A ‘Lost Opportunity’

It wasn’t what he said. It was what he didn’t say.

Jerome Powell had an opportunity on Tuesday to make amends for inadvertently perpetuating 2023’s everything rally last week, but he didn’t seem especially interested. Markets are plainly prepared to rally absent a reason not to, and Powell provided no such reason in a jovial back-and-forth with David Rubenstein. Maybe it just wasn’t the right forum.

Although Powell conceded that the terminal rate may need to be higher if the US labor market continues to perform as well as heavily-adjusted statistics say it did last month, he gave no indication he’s concerned about the easing in financial conditions that invariably accompanies rising stocks.

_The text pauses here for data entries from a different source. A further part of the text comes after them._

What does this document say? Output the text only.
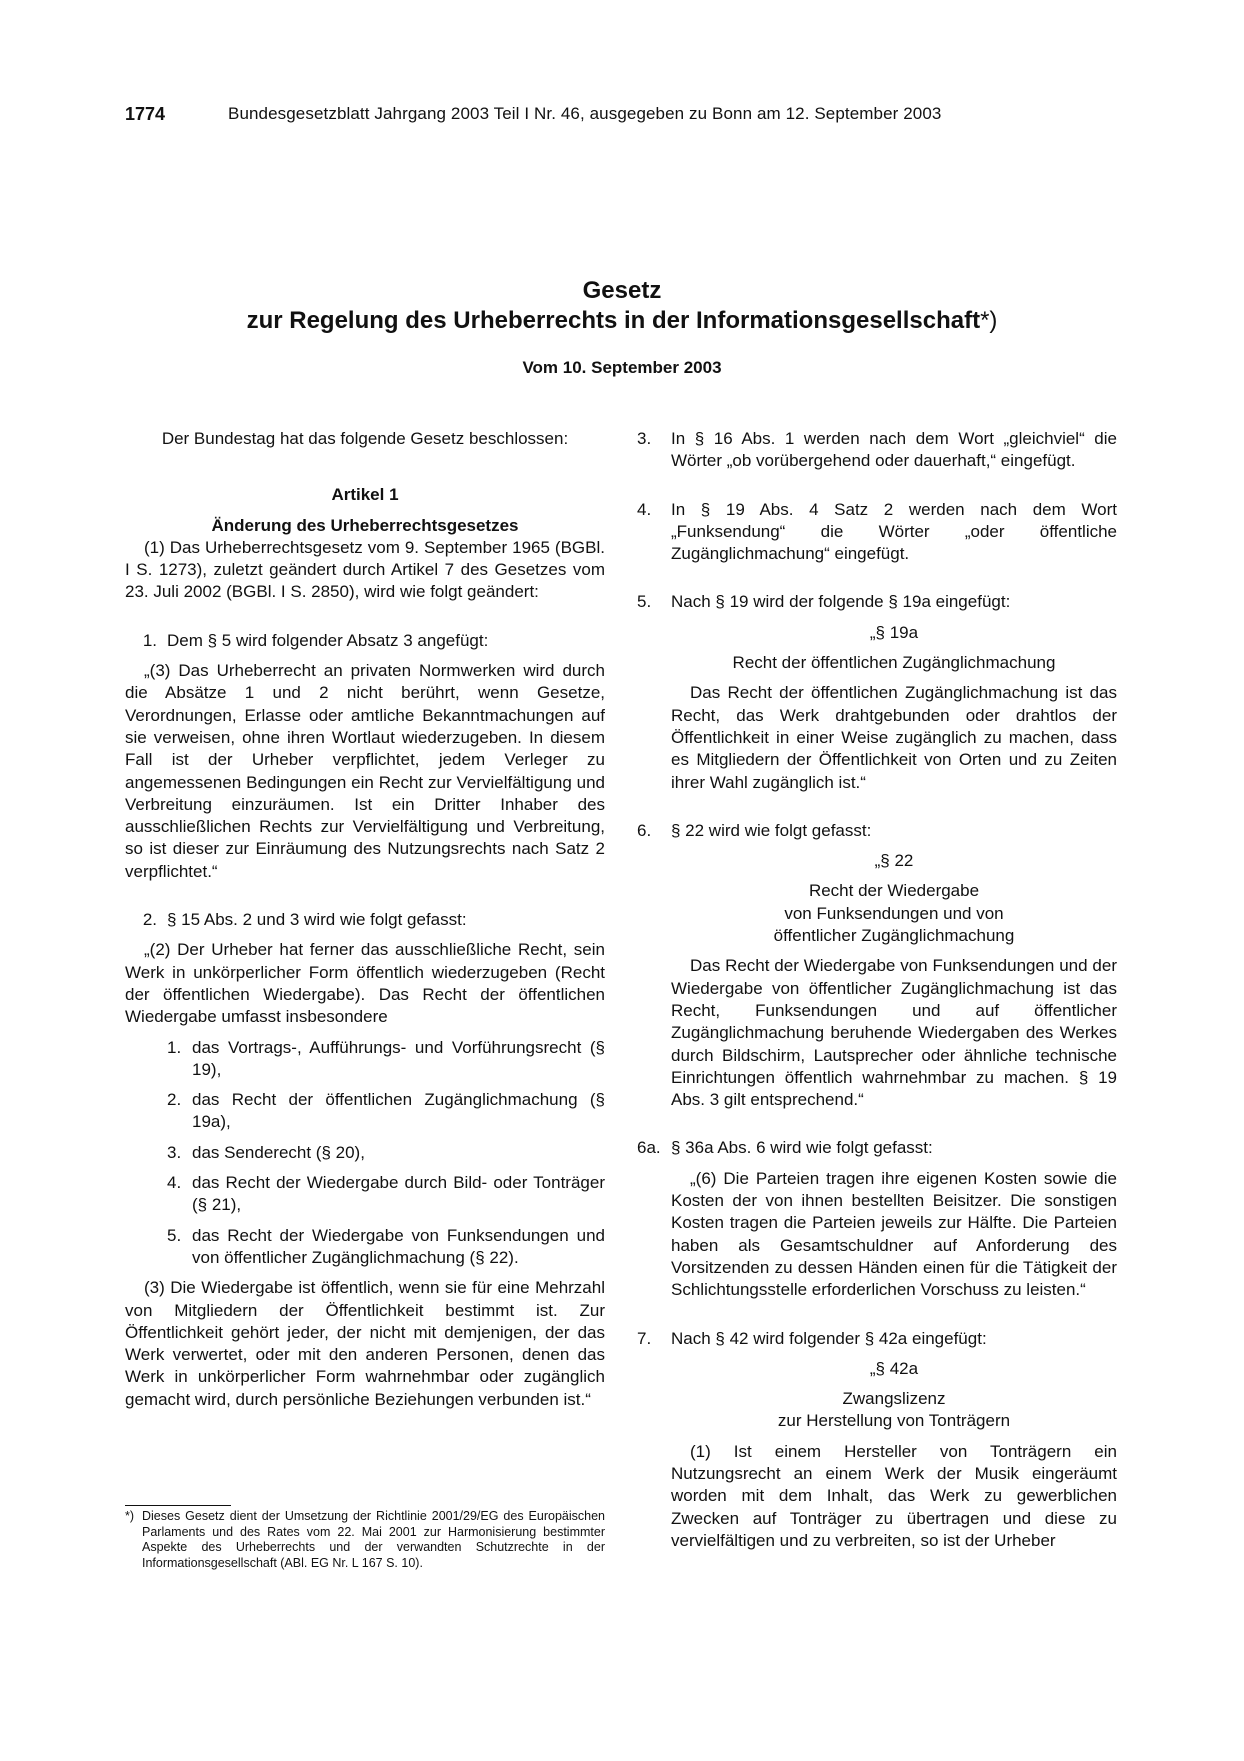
1774	Bundesgesetzblatt Jahrgang 2003 Teil I Nr. 46, ausgegeben zu Bonn am 12. September 2003
Gesetz
zur Regelung des Urheberrechts in der Informationsgesellschaft*)
Vom 10. September 2003

Der Bundestag hat das folgende Gesetz beschlossen:

Artikel 1

Änderung des Urheberrechtsgesetzes

(1) Das Urheberrechtsgesetz vom 9. September 1965 (BGBl. I S. 1273), zuletzt geändert durch Artikel 7 des Gesetzes vom 23. Juli 2002 (BGBl. I S. 2850), wird wie folgt geändert:

1. Dem § 5 wird folgender Absatz 3 angefügt:

„(3) Das Urheberrecht an privaten Normwerken wird durch die Absätze 1 und 2 nicht berührt, wenn Gesetze, Verordnungen, Erlasse oder amtliche Bekanntmachungen auf sie verweisen, ohne ihren Wortlaut wiederzugeben. In diesem Fall ist der Urheber verpflichtet, jedem Verleger zu angemessenen Bedingungen ein Recht zur Vervielfältigung und Verbreitung einzuräumen. Ist ein Dritter Inhaber des ausschließlichen Rechts zur Vervielfältigung und Verbreitung, so ist dieser zur Einräumung des Nutzungsrechts nach Satz 2 verpflichtet.“

2. § 15 Abs. 2 und 3 wird wie folgt gefasst:

„(2) Der Urheber hat ferner das ausschließliche Recht, sein Werk in unkörperlicher Form öffentlich wiederzugeben (Recht der öffentlichen Wiedergabe). Das Recht der öffentlichen Wiedergabe umfasst insbesondere

1. das Vortrags-, Aufführungs- und Vorführungsrecht (§ 19),
2. das Recht der öffentlichen Zugänglichmachung (§ 19a),
3. das Senderecht (§ 20),
4. das Recht der Wiedergabe durch Bild- oder Tonträger (§ 21),
5. das Recht der Wiedergabe von Funksendungen und von öffentlicher Zugänglichmachung (§ 22).

(3) Die Wiedergabe ist öffentlich, wenn sie für eine Mehrzahl von Mitgliedern der Öffentlichkeit bestimmt ist. Zur Öffentlichkeit gehört jeder, der nicht mit demjenigen, der das Werk verwertet, oder mit den anderen Personen, denen das Werk in unkörperlicher Form wahrnehmbar oder zugänglich gemacht wird, durch persönliche Beziehungen verbunden ist.“

3.	In § 16 Abs. 1 werden nach dem Wort „gleichviel“ die Wörter „ob vorübergehend oder dauerhaft,“ eingefügt.
4.	In § 19 Abs. 4 Satz 2 werden nach dem Wort „Funksendung“ die Wörter „oder öffentliche Zugänglichmachung“ eingefügt.
5.	Nach § 19 wird der folgende § 19a eingefügt:

„§ 19a

Recht der öffentlichen Zugänglichmachung

Das Recht der öffentlichen Zugänglichmachung ist das Recht, das Werk drahtgebunden oder drahtlos der Öffentlichkeit in einer Weise zugänglich zu machen, dass es Mitgliedern der Öffentlichkeit von Orten und zu Zeiten ihrer Wahl zugänglich ist.“

6.	§ 22 wird wie folgt gefasst:

„§ 22

Recht der Wiedergabe

von Funksendungen und von

öffentlicher Zugänglichmachung

Das Recht der Wiedergabe von Funksendungen und der Wiedergabe von öffentlicher Zugänglichmachung ist das Recht, Funksendungen und auf öffentlicher Zugänglichmachung beruhende Wiedergaben des Werkes durch Bildschirm, Lautsprecher oder ähnliche technische Einrichtungen öffentlich wahrnehmbar zu machen. § 19 Abs. 3 gilt entsprechend.“

6a. § 36a Abs. 6 wird wie folgt gefasst:

„(6) Die Parteien tragen ihre eigenen Kosten sowie die Kosten der von ihnen bestellten Beisitzer. Die sonstigen Kosten tragen die Parteien jeweils zur Hälfte. Die Parteien haben als Gesamtschuldner auf Anforderung des Vorsitzenden zu dessen Händen einen für die Tätigkeit der Schlichtungsstelle erforderlichen Vorschuss zu leisten.“

7.	Nach § 42 wird folgender § 42a eingefügt:

„§ 42a

Zwangslizenz

zur Herstellung von Tonträgern

(1) Ist einem Hersteller von Tonträgern ein Nutzungsrecht an einem Werk der Musik eingeräumt worden mit dem Inhalt, das Werk zu gewerblichen Zwecken auf Tonträger zu übertragen und diese zu vervielfältigen und zu verbreiten, so ist der Urheber

*) Dieses Gesetz dient der Umsetzung der Richtlinie 2001/29/EG des Europäischen Parlaments und des Rates vom 22. Mai 2001 zur Harmonisierung bestimmter Aspekte des Urheberrechts und der verwandten Schutzrechte in der Informationsgesellschaft (ABl. EG Nr. L 167 S. 10).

And, so, stocks rose. The price action in bonds was distorted by heavy corporate issuance and a dreadful tail on Tuesday’s three-year sale, but if you looked close, the curve did briefly bull steepen during Powell’s chat.

“Powell’s comments were relatively benign overall; consistent with the post-FOMC press conference,” BMO’s Ian Lyngen and Ben Jeffery remarked, adding that his “decision to hold the ‘disinflation’ language, and failure to emphasize the undue easing of financial conditions was seen by many as a lost opportunity to reinforce the ‘higher for longer’ rhetoric.”

Indeed. I can say with absolute certainty that the same critics who piled on last week when stocks surged in the wake of Powell’s press conference will do the same on Tuesday evening and into Wednesday. The Nasdaq 100 rose more than 2% on the session.

To reiterate: That’s not what you necessarily want if you’re the Fed and the S&P has already re-rated from ~15X to more than 18X.

Both Raphael Bostic and Neel Kashkari went out of their way to emphasize that the January jobs report argued for a higher peak in Fed funds, and while Powell agreed with that, he didn’t make it the focal point it probably should’ve been on Tuesday.

It was no surprise that the dollar ended up lower. The intraday chart showed a swoon, a retrace and a subsequent meander to the downside as the market digested what, in the final analysis, was just a replay of last week’s press conference, only in fireside format.

If payrolls was supposed to be a game-changer, somebody forgot to tell Powell. Rubenstein tried to playfully elicit an admission that with the benefit of hindsight, the jobs print called for 50bps last week, not 25bps, but Powell laughed it off.

It’s all fun and games until you look up six months from now and can’t figure out why services sector inflation is still percolating with the S&P at 4,600.